Frederick Long’s Guglielmo has a delicate baritone that does not batter Mozart’s challenging music, with its unforgiving tessitura, into submission; he was especially fine in his act two duet with Martha Jones’ Dorabella, whose transition from reticent naif to someone rather more adventurous made for another compelling narrative journey.
Thomas Elwin’s Ferrando proved himself an ideal Mozart tenor, creamy in timbre throughout his range and with plenty of soft lyrical edges, even if some top notes in “Un aura amorosa” felt a little snatched.
Joanna Marie Skillett as Fiordiligi offered a show-stopping “Come Scoglio.” Her vocal distinctiveness – more gleaming and silvery than her colleagues – helped reflect the character’s particularly complex emotional and sexual journey across the opera in both her arias and ensembles.
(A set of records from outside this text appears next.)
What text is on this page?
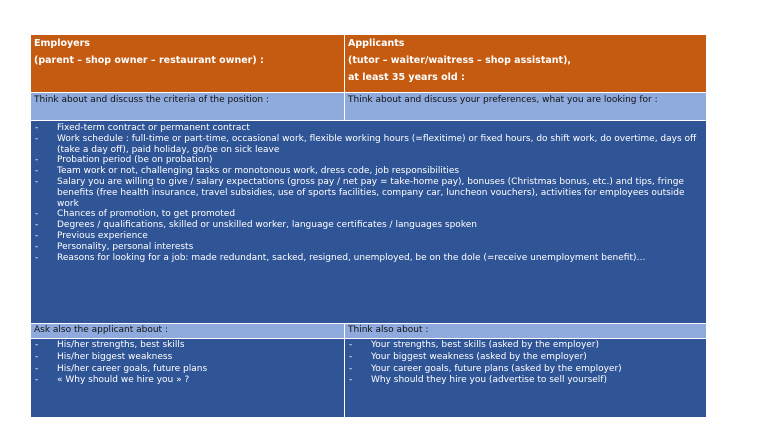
Employers
(parent – shop owner – restaurant owner) :
Applicants
(tutor – waiter/waitress – shop assistant),
at least 35 years old :
Think about and discuss the criteria of the position :	Think about and discuss your preferences, what you are looking for :
- Fixed-term contract or permanent contract
- Work schedule : full-time or part-time, occasional work, flexible working hours (=flexitime) or fixed hours, do shift work, do overtime, days off (take a day off), paid holiday, go/be on sick leave
- Probation period (be on probation)
- Team work or not, challenging tasks or monotonous work, dress code, job responsibilities
- Salary you are willing to give / salary expectations (gross pay / net pay = take-home pay), bonuses (Christmas bonus, etc.) and tips, fringe benefits (free health insurance, travel subsidies, use of sports facilities, company car, luncheon vouchers), activities for employees outside work
- Chances of promotion, to get promoted
- Degrees / qualifications, skilled or unskilled worker, language certificates / languages spoken
- Previous experience
- Personality, personal interests
- Reasons for looking for a job: made redundant, sacked, resigned, unemployed, be on the dole (=receive unemployment benefit)…
Ask also the applicant about :	Think also about :
- His/her strengths, best skills
- His/her biggest weakness
- His/her career goals, future plans
- « Why should we hire you » ?
- Your strengths, best skills (asked by the employer)
- Your biggest weakness (asked by the employer)
- Your career goals, future plans (asked by the employer)
- Why should they hire you (advertise to sell yourself)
Holly Mathieson led ETO’s regular period instrument orchestra the Old Street Band. Unfussy tempi were the order of the day: she took the famous “Così fan tutte” motif of the overture in the tempo of the Presto that follows it, and scarce looked back after. Mathieson eschewed languorous breaks between numbers for applause, a common pitfall that all too often dulls the opera’s narrative edges. After a scrappy overture owing to a few woodwind wobbles on Mozart’s fiendish musical tightrope the orchestra found its feet, the strings springing into the triplets of the first aria with aplomb. The pit was most compelling in the accompanied recitatives of the work, with nervy, anxious strings early in act two giving sketching much psychological light and shade.
Does this production delve as deeply as it might into the emotional turbulence that lurks beneath its surface? The ending, always a contentious issue, returns the couples to their original configurations, and the moral is sung with bright sincerity. One is left wanting for a sense that the characters are transformed more profoundly by these games, or that something has been revealed about their desire and shame. Guglielmo seems tantalizingly close to refusing to play along, clearly embittered by the experience, but the sunshine ultimately returns.
Nonetheless, this is a touring production that will take a show that can prove hard to love to audiences across the UK underserved by opera companies, dispatching this perilous masterpiece with apt lightness of foot and musical loquacity.